I am trying to replicate the results from MotionBERT a 3D human pose estimation.
I am running the code in an high performace computer (HPC), where I have multiple nodes with high RAM avaliable.
My sh configuration is:
#!/bin/sh
#BSUB -q gpua100
#BSUB -J motionBERT
#BSUB -W 23:00
#BSUB -B
#BSUB -N
#BSUB -gpu "num=1:mode=exclusive_process"
#BSUB -n 4
#BSUB -R "span[hosts=1]"
#BSUB -R "rusage[mem=4GB]"
#BSUB -o logs/%J.out
#BSUB -e logs/%J.err
module load cuda/11.6
module load gcc/10.3.0-binutils-2.36.1
source /zhome/c0/a/164613/miniconda3/etc/profile.d/conda.sh
conda activate /work3/s212784/conda/env/motionbert
python train.py --config configs/pose3d/MB_train_h36m.yaml --checkpoint checkpoint/pose3d/MB_train_h36m
Which gives me the following resources:
CPU time : 29.94 sec.
Max Memory : 80 MB
Average Memory : 80.00 MB
Total Requested Memory : 16384.00 MB
Delta Memory : 16304.00 MB
Max Swap : 16 MB
Max Processes : 4
Max Threads : 5
Run time : 152 sec.
Turnaround time : 119 sec.
The output error that I am facing is the following:
torch.cuda.OutOfMemoryError: CUDA out of memory. Tried to allocate 260.00 MiB (GPU 0; 79.15 GiB total capacity; 75.23 GiB already allocated; 159.25 MiB free; 77.77 GiB reserved in total by PyTorch) If reserved memory is >> allocated memory try setting max_split_size_mb to avoid fragmentation. See documentation for Memory Management and PYTORCH_CUDA_ALLOC_CONF
I have tried to change the max_split_size_mb with the following line in the jobscript.sh (before python run… ) :
export PYTORCH_CUDA_ALLOC_CONF=“max_split_size_mb=512”

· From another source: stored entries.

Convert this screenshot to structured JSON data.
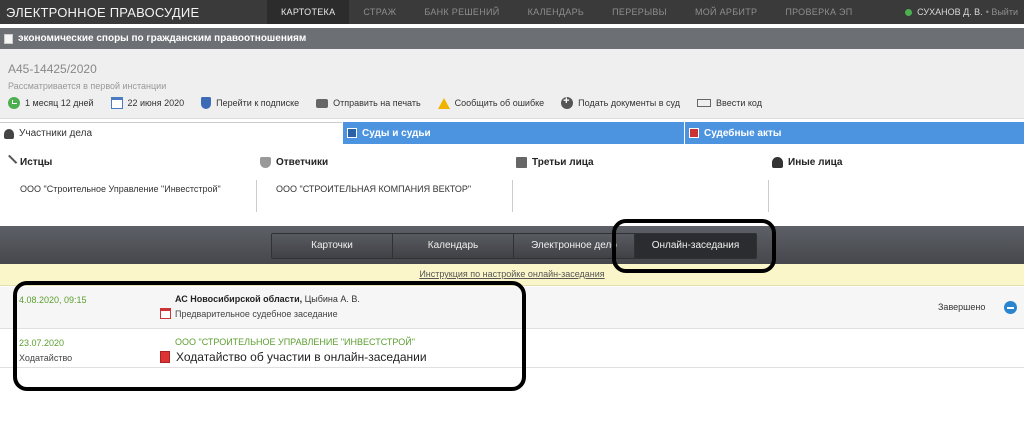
{
  "topbar": {
    "brand": "ЭЛЕКТРОННОЕ ПРАВОСУДИЕ",
    "nav": [
      "КАРТОТЕКА",
      "СТРАЖ",
      "БАНК РЕШЕНИЙ",
      "КАЛЕНДАРЬ",
      "ПЕРЕРЫВЫ",
      "МОЙ АРБИТР",
      "ПРОВЕРКА ЭП"
    ],
    "active_nav": "КАРТОТЕКА",
    "user": "СУХАНОВ Д. В.",
    "logout": "• Выйти"
  },
  "category": "экономические споры по гражданским правоотношениям",
  "case": {
    "number": "А45-14425/2020",
    "status": "Рассматривается в первой инстанции",
    "actions": [
      {
        "label": "1 месяц 12 дней",
        "icon": "clock-icon"
      },
      {
        "label": "22 июня 2020",
        "icon": "calendar-icon"
      },
      {
        "label": "Перейти к подписке",
        "icon": "shield-icon"
      },
      {
        "label": "Отправить на печать",
        "icon": "printer-icon"
      },
      {
        "label": "Сообщить об ошибке",
        "icon": "warning-icon"
      },
      {
        "label": "Подать документы в суд",
        "icon": "plus-icon"
      },
      {
        "label": "Ввести код",
        "icon": "code-icon"
      }
    ]
  },
  "tabs": [
    {
      "label": "Участники дела",
      "icon": "person-icon"
    },
    {
      "label": "Суды и судьи",
      "icon": "court-icon"
    },
    {
      "label": "Судебные акты",
      "icon": "act-icon"
    }
  ],
  "participants": [
    {
      "title": "Истцы",
      "value": "ООО \"Строительное Управление \"Инвестстрой\"",
      "icon": "swords-icon"
    },
    {
      "title": "Ответчики",
      "value": "ООО \"СТРОИТЕЛЬНАЯ КОМПАНИЯ ВЕКТОР\"",
      "icon": "shield-icon"
    },
    {
      "title": "Третьи лица",
      "value": "",
      "icon": "building-icon"
    },
    {
      "title": "Иные лица",
      "value": "",
      "icon": "person-icon"
    }
  ],
  "segments": [
    "Карточки",
    "Календарь",
    "Электронное дело",
    "Онлайн-заседания"
  ],
  "active_segment": "Онлайн-заседания",
  "instruction_link": "Инструкция по настройке онлайн-заседания",
  "session": {
    "datetime": "4.08.2020, 09:15",
    "court": "АС Новосибирской области,",
    "judge": " Цыбина А. В.",
    "type": "Предварительное судебное заседание",
    "state": "Завершено"
  },
  "document": {
    "date": "23.07.2020",
    "kind": "Ходатайство",
    "party": "ООО \"СТРОИТЕЛЬНОЕ УПРАВЛЕНИЕ \"ИНВЕСТСТРОЙ\"",
    "title": "Ходатайство об участии в онлайн-заседании"
  },
  "colors": {
    "topbar": "#3a3a3a",
    "tab_blue": "#4d94e0",
    "date_green": "#5b9e2f",
    "notice_yellow": "#fbf6c9"
  }
}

Although I am reaching the same problem, I can see that the memory usage, average and mean are increasing:
Resource usage summary:
CPU time : 30.63 sec.
Max Memory : 2057 MB
Average Memory : 1391.67 MB
Total Requested Memory : 16384.00 MB
Delta Memory : 14327.00 MB
Max Swap : 16 MB
Max Processes : 4
Max Threads : 8
Run time : 145 sec.
Turnaround time : 122 sec.
Nevertheless, when increasing the value too much it drops again…

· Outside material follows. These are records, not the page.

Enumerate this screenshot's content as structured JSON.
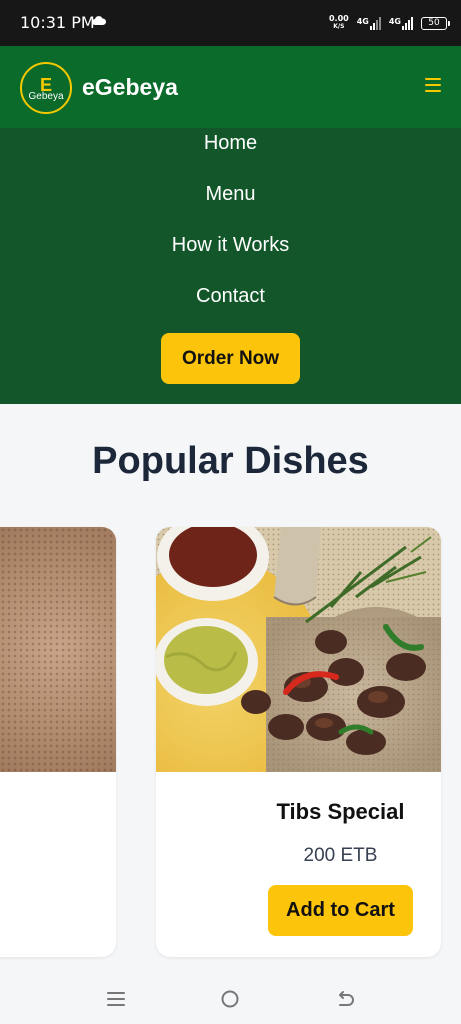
{
  "status_bar": {
    "time": "10:31 PM",
    "speed_value": "0.00",
    "speed_unit": "K/S",
    "net1": "4G",
    "net2": "4G",
    "battery": "50"
  },
  "header": {
    "logo_letter": "E",
    "logo_text": "Gebeya",
    "brand": "eGebeya",
    "menu_icon": "hamburger-icon",
    "accent_color": "#f5c800",
    "header_color": "#0a6b2a"
  },
  "nav": {
    "items": [
      {
        "label": "Home"
      },
      {
        "label": "Menu"
      },
      {
        "label": "How it Works"
      },
      {
        "label": "Contact"
      }
    ],
    "cta_label": "Order Now",
    "menu_color": "#12562a",
    "button_color": "#fcc40a"
  },
  "section": {
    "title": "Popular Dishes"
  },
  "dishes": [
    {
      "name": "",
      "price": "",
      "image": "injera"
    },
    {
      "name": "Tibs Special",
      "price": "200 ETB",
      "button": "Add to Cart",
      "image": "tibs-plate"
    }
  ],
  "system_nav": {
    "icons": [
      "recents-icon",
      "home-icon",
      "back-icon"
    ]
  }
}
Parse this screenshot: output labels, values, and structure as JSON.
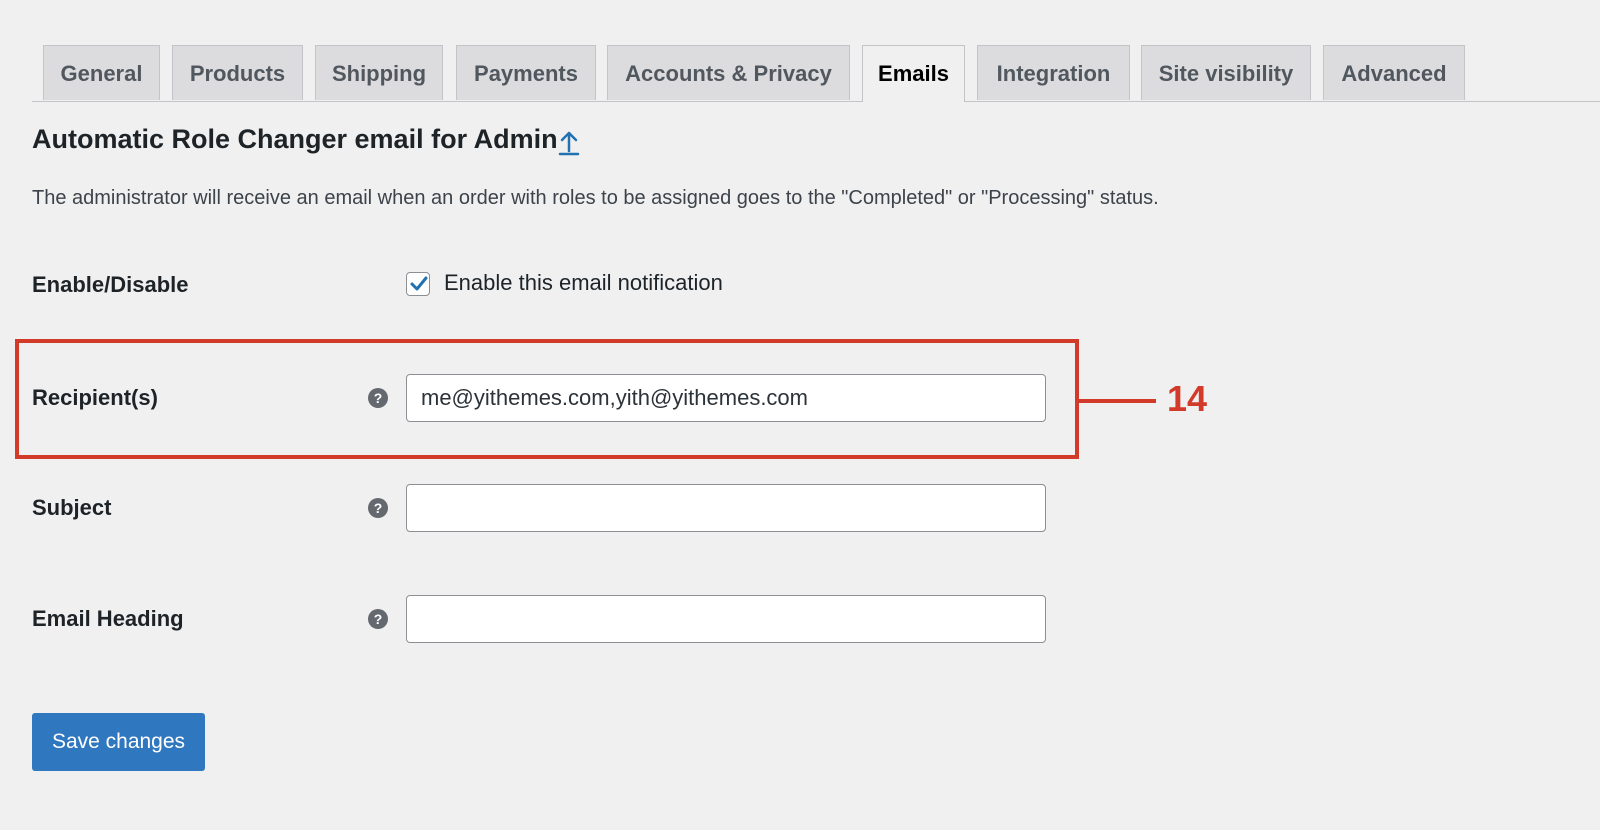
{
  "tabs": [
    {
      "label": "General",
      "active": false
    },
    {
      "label": "Products",
      "active": false
    },
    {
      "label": "Shipping",
      "active": false
    },
    {
      "label": "Payments",
      "active": false
    },
    {
      "label": "Accounts & Privacy",
      "active": false
    },
    {
      "label": "Emails",
      "active": true
    },
    {
      "label": "Integration",
      "active": false
    },
    {
      "label": "Site visibility",
      "active": false
    },
    {
      "label": "Advanced",
      "active": false
    }
  ],
  "page": {
    "title": "Automatic Role Changer email for Admin",
    "description": "The administrator will receive an email when an order with roles to be assigned goes to the \"Completed\" or \"Processing\" status."
  },
  "form": {
    "enable": {
      "label": "Enable/Disable",
      "checkbox_label": "Enable this email notification",
      "checked": true
    },
    "recipients": {
      "label": "Recipient(s)",
      "value": "me@yithemes.com,yith@yithemes.com"
    },
    "subject": {
      "label": "Subject",
      "value": ""
    },
    "heading": {
      "label": "Email Heading",
      "value": ""
    },
    "help_glyph": "?"
  },
  "annotation": {
    "number": "14",
    "color": "#d23b2a"
  },
  "save_button": {
    "label": "Save changes",
    "color": "#2f77be"
  }
}
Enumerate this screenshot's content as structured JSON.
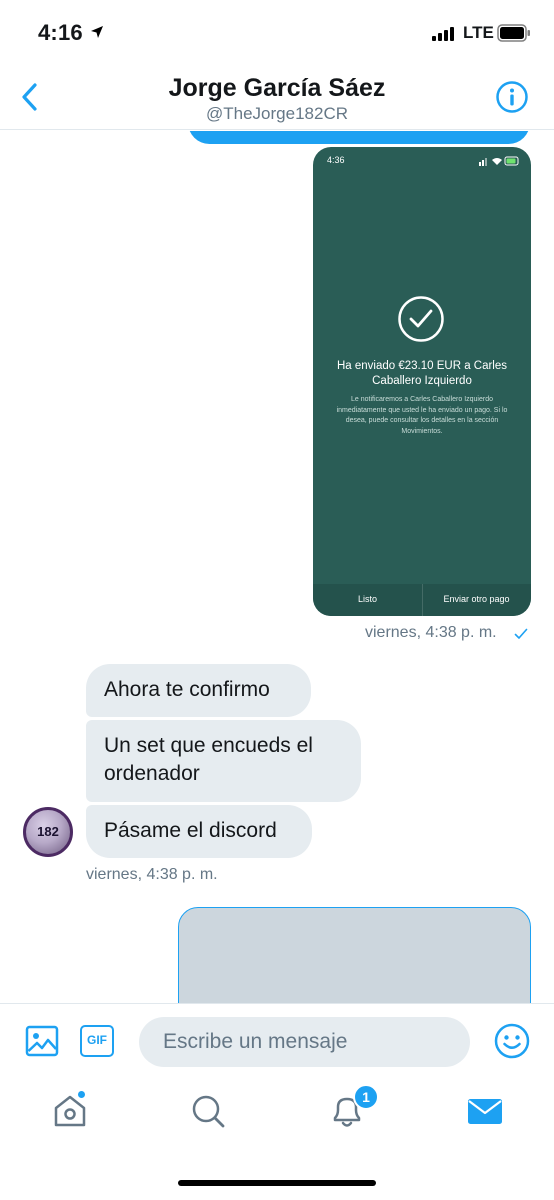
{
  "status_bar": {
    "time": "4:16",
    "network": "LTE"
  },
  "header": {
    "title": "Jorge García Sáez",
    "handle": "@TheJorge182CR",
    "back_icon": "chevron-left-icon",
    "info_icon": "info-icon"
  },
  "conversation": {
    "sent_image": {
      "status_time": "4:36",
      "title": "Ha enviado €23.10 EUR a Carles Caballero Izquierdo",
      "body": "Le notificaremos a Carles Caballero Izquierdo inmediatamente que usted le ha enviado un pago. Si lo desea, puede consultar los detalles en la sección Movimientos.",
      "button_left": "Listo",
      "button_right": "Enviar otro pago"
    },
    "sent_timestamp": "viernes, 4:38 p. m.",
    "received_messages": [
      "Ahora te confirmo",
      "Un set que encueds el ordenador",
      "Pásame el discord"
    ],
    "avatar_text": "182",
    "received_timestamp": "viernes, 4:38 p. m."
  },
  "composer": {
    "placeholder": "Escribe un mensaje",
    "gif_label": "GIF"
  },
  "tabbar": {
    "notification_count": "1"
  },
  "colors": {
    "accent": "#1da1f2",
    "bubble_incoming": "#e6ecf0",
    "screenshot_bg": "#2a5d56",
    "muted_text": "#657786"
  }
}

export PYTORCH_CUDA_ALLOC_CONF=“max_split_size_mb=1024”
Resource usage summary:
CPU time : 30.63 sec.
Max Memory : 2057 MB
Average Memory : 1391.67 MB
Total Requested Memory : 16384.00 MB
Delta Memory : 14327.00 MB
Max Swap : 16 MB
Max Processes : 4
Max Threads : 8
Run time : 145 sec.
Turnaround time : 122 sec.
Therefore, I am not sure if this might be the problem…

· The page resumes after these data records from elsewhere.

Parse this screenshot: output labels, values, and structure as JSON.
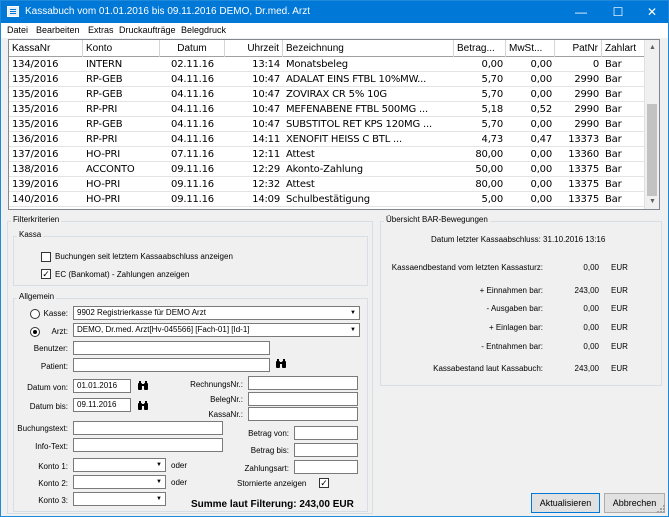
{
  "window": {
    "title": "Kassabuch vom 01.01.2016 bis 09.11.2016 DEMO, Dr.med. Arzt",
    "minimize": "—",
    "maximize": "☐",
    "close": "✕"
  },
  "menu": [
    "Datei",
    "Bearbeiten",
    "Extras",
    "Druckaufträge",
    "Belegdruck"
  ],
  "grid": {
    "columns": [
      "KassaNr",
      "Konto",
      "Datum",
      "Uhrzeit",
      "Bezeichnung",
      "Betrag...",
      "MwSt...",
      "PatNr",
      "Zahlart"
    ],
    "rows": [
      [
        "134/2016",
        "INTERN",
        "02.11.16",
        "13:14",
        "Monatsbeleg",
        "0,00",
        "0,00",
        "0",
        "Bar"
      ],
      [
        "135/2016",
        "RP-GEB",
        "04.11.16",
        "10:47",
        "ADALAT EINS FTBL 10%MW...",
        "5,70",
        "0,00",
        "2990",
        "Bar"
      ],
      [
        "135/2016",
        "RP-GEB",
        "04.11.16",
        "10:47",
        "ZOVIRAX CR 5%          10G",
        "5,70",
        "0,00",
        "2990",
        "Bar"
      ],
      [
        "135/2016",
        "RP-PRI",
        "04.11.16",
        "10:47",
        "MEFENABENE FTBL 500MG ...",
        "5,18",
        "0,52",
        "2990",
        "Bar"
      ],
      [
        "135/2016",
        "RP-GEB",
        "04.11.16",
        "10:47",
        "SUBSTITOL RET KPS 120MG ...",
        "5,70",
        "0,00",
        "2990",
        "Bar"
      ],
      [
        "136/2016",
        "RP-PRI",
        "04.11.16",
        "14:11",
        "XENOFIT HEISS C       BTL ...",
        "4,73",
        "0,47",
        "13373",
        "Bar"
      ],
      [
        "137/2016",
        "HO-PRI",
        "07.11.16",
        "12:11",
        "Attest",
        "80,00",
        "0,00",
        "13360",
        "Bar"
      ],
      [
        "138/2016",
        "ACCONTO",
        "09.11.16",
        "12:29",
        "Akonto-Zahlung",
        "50,00",
        "0,00",
        "13375",
        "Bar"
      ],
      [
        "139/2016",
        "HO-PRI",
        "09.11.16",
        "12:32",
        "Attest",
        "80,00",
        "0,00",
        "13375",
        "Bar"
      ],
      [
        "140/2016",
        "HO-PRI",
        "09.11.16",
        "14:09",
        "Schulbestätigung",
        "5,00",
        "0,00",
        "13375",
        "Bar"
      ]
    ],
    "scroll_up": "▲",
    "scroll_down": "▼"
  },
  "filter": {
    "title": "Filterkriterien",
    "kassa_group": "Kassa",
    "chk_since_close": "Buchungen seit letztem Kassaabschluss anzeigen",
    "chk_since_close_checked": false,
    "chk_ec": "EC (Bankomat) - Zahlungen anzeigen",
    "chk_ec_checked": true,
    "allgemein_group": "Allgemein",
    "kasse_label": "Kasse:",
    "kasse_value": "9902  Registrierkasse für DEMO Arzt",
    "arzt_label": "Arzt:",
    "arzt_value": "DEMO, Dr.med. Arzt[Hv-045566] [Fach-01] [Id-1]",
    "benutzer_label": "Benutzer:",
    "patient_label": "Patient:",
    "datum_von_label": "Datum von:",
    "datum_von": "01.01.2016",
    "datum_bis_label": "Datum bis:",
    "datum_bis": "09.11.2016",
    "rechnungsnr_label": "RechnungsNr.:",
    "belegnr_label": "BelegNr.:",
    "kassanr_label": "KassaNr.:",
    "buchungstext_label": "Buchungstext:",
    "infotext_label": "Info-Text:",
    "betrag_von_label": "Betrag von:",
    "betrag_bis_label": "Betrag bis:",
    "zahlungsart_label": "Zahlungsart:",
    "konto1_label": "Konto 1:",
    "konto2_label": "Konto 2:",
    "konto3_label": "Konto 3:",
    "oder": "oder",
    "storniert_label": "Stornierte anzeigen",
    "storniert_checked": true,
    "summe": "Summe laut Filterung: 243,00 EUR",
    "check_mark": "✓",
    "arrow": "▼"
  },
  "bar": {
    "title": "Übersicht BAR-Bewegungen",
    "last_close": "Datum letzter Kassaabschluss: 31.10.2016 13:16",
    "rows": [
      {
        "label": "Kassaendbestand vom letzten Kassasturz:",
        "value": "0,00",
        "cur": "EUR"
      },
      {
        "label": "+ Einnahmen bar:",
        "value": "243,00",
        "cur": "EUR"
      },
      {
        "label": "- Ausgaben bar:",
        "value": "0,00",
        "cur": "EUR"
      },
      {
        "label": "+ Einlagen bar:",
        "value": "0,00",
        "cur": "EUR"
      },
      {
        "label": "- Entnahmen bar:",
        "value": "0,00",
        "cur": "EUR"
      },
      {
        "label": "Kassabestand laut Kassabuch:",
        "value": "243,00",
        "cur": "EUR"
      }
    ]
  },
  "buttons": {
    "refresh": "Aktualisieren",
    "cancel": "Abbrechen"
  }
}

Aditionally, (I don’t know if relevant) before changing the max_split_size_mb, I thought that it was a problem from resources in the HPC so tried to run it multiple times. One thing that I notieced it’s that the allocated memory was not always the same:
torch.cuda.OutOfMemoryError: CUDA out of memory. Tried to allocate 518.00 MiB (GPU 0; 15.77 GiB total capacity; 13.82 GiB already allocated; 275.06 MiB free; 14.30 GiB reserved in total by PyTorch) If reserved memory is >> allocated memory try setting max_split_size_mb to avoid fragmentation. See documentation for Memory Management and PYTORCH_CUDA_ALLOC_CONF
I am in the right path? Is the fragmentation causing the problem? Is there a way to know the exact number it should be there?
Thank you very much,
Best Regards,
Alex Abades